Now don’t get me wrong, I am absolutely not for people being glued to their phones 24/7, or kids preferring to play on their parents phones instead of going outside and playing, but there’s a real element of hypocrisy when people make those comments like ‘why don’t you get off your phone and have an actual conversation?’
Here’s the thing, the majority of the time that I am on my phone, I am probably talking to someone, or a group of people, or my Twitter followers, or someone on Instagram. The fact is, socialising is so much more than just having a conversation with someone these days. I mean, if someone was in the middle of a phone call, would you tell them to get off the phone and ‘be more sociable’? No, you wouldn’t, because talking to someone on the phone is being sociable and having a conversation, yet if I’m 20 mins into an hour long Twitter chat and haven’t put my phone down the entire time, its eye rolls and tutting.

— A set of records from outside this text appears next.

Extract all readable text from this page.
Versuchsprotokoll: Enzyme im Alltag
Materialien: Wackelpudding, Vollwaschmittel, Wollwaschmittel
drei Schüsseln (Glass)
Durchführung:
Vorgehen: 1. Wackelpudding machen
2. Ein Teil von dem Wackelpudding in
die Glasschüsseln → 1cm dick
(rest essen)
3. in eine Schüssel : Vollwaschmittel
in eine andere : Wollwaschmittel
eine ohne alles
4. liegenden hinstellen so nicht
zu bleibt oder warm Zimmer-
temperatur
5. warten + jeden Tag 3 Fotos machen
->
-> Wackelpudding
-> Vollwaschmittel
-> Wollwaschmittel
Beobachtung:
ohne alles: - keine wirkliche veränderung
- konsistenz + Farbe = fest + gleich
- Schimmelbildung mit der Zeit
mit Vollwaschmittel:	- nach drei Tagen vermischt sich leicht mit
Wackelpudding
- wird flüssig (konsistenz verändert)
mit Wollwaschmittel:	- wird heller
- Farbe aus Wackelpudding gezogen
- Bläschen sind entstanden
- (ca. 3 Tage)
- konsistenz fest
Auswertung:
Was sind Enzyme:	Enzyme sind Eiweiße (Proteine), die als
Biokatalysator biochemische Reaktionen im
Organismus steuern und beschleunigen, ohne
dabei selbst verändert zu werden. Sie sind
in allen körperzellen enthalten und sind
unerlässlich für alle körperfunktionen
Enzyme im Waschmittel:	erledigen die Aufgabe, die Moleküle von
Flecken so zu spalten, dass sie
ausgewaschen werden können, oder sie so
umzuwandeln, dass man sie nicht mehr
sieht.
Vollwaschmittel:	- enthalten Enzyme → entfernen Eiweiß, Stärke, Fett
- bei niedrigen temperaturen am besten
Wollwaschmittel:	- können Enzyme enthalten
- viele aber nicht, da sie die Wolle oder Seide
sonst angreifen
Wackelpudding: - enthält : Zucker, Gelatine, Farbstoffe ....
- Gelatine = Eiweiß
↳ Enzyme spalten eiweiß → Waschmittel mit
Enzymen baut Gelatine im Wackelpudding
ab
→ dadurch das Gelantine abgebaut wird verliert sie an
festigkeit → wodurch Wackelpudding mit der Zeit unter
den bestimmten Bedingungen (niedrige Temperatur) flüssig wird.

What bothers me especially, and this is probably gonna sound super tragic, is that I don’t actually have any friends in my hometown. To be honest, this doesn’t bother me as much as it probably should because I have so many friends that I talk to all the time either through Whatsapp or Twitter or Instagram, and I’m totally blessed to have incredible online friends. I am closer to some of the people that I’ve only ever met once or twice than the people I grew up with and don’t talk to anymore, and my three closest friends are scattered across the country and I’m lucky if I see them every few months.
And all these amazing friends that I do have that are a mere text or tweet away? I met them online. I met them through blogging or through Disney trips or through following each other on Instagram. I would not have met these wonderful people without being online, and the only way I can keep up with them when they are not only all over the country but all over the world, is by, you guessed it, being on my phone a lot.
So the next time you see someone glued to their phone screen, maybe instead of jumping to judgement you should think about what they might actually be doing, who they might actually be speaking to. Just because there are words coming out of their mouths, doesn’t mean conversation isn’t flowing through their fingertips.